Mais elle se souvint bien des résolutions qu'elle avait prises : elle n'avait pas le droit à l'arrogance ni à l'autorité. Quel example pouvait-elle bien donner, quel droit avait-elle de décider du destin de ses filles alors qu'elle avait tant péché ? Il était temps que Jézabel trouve sa propre voie, sans aide. Et lui montrer cela était la seule leçon que la matriarche devait donner. Elle était de son sang ! Qu'importe qu'elle ne les ait pas maintenant, force et sagesse lui étaient promises. Avec un sourire confiant et un ton d'encouragement, elle parla de nouveau, riant presque devant ces hésitations enfantines.

Bien sûr que tu peux, ma chérie...Si tu en as la volonté, tu peux être tout ce que tu veux. Si c'est ce que TU décides, alors personne n'a le droit de t'en priver. Ta sœur ne sait rien de ce qui s'est passé ce soir-là, je n'en ai parlé à personne. Bien sûr que je crois en toi : tu peux choisir ta voie comme tu l'entends, et tu as tout le talent pour réussir. Tu n'es le pion de personne, ma fille, et je serais toujours là pour te le rappeler. Pour le leur rappeler à tous.
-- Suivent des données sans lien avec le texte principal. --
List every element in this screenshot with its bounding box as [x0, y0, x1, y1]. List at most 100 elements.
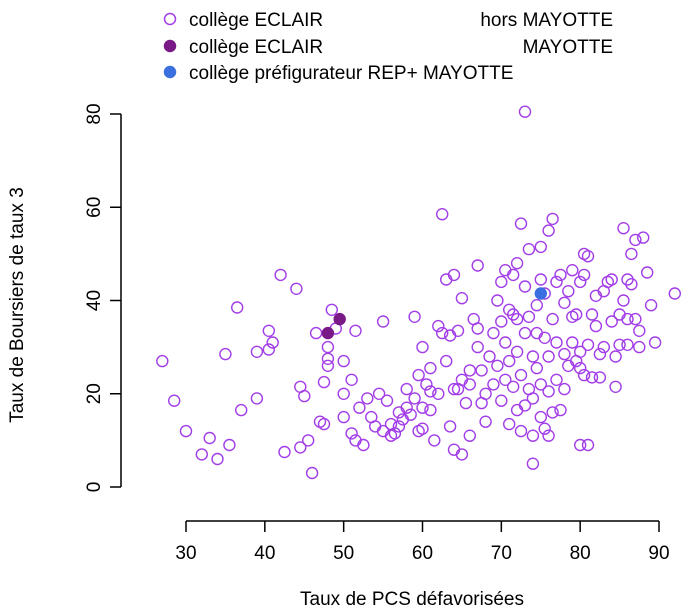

Voilà de quoi elle avait besoin, voici ce qu'elle devait entendre. Mais derrière sa confiance et ses promesses, Sorastrata se sentait de nouveau devenir parjure. Combien de temps pourrait-elle rester avec elles ? Où trouverait-elle la force de franchir la Gérax ? Et plus encore, les cieux au-dessus de leur tête laisseraient-ils ces promesses être tenues : au fond de son coeur, la matriarche craignait encore la colère des Dieux, redoutait qu'elle frappe encore pour achever le châtiment ou en réponse à quelque nouvelle faute. Ses filles avaient besoin de confiance pour l'avenir, elle leur en donnait donc. Mais il n'en restait presque plus pour elle-même.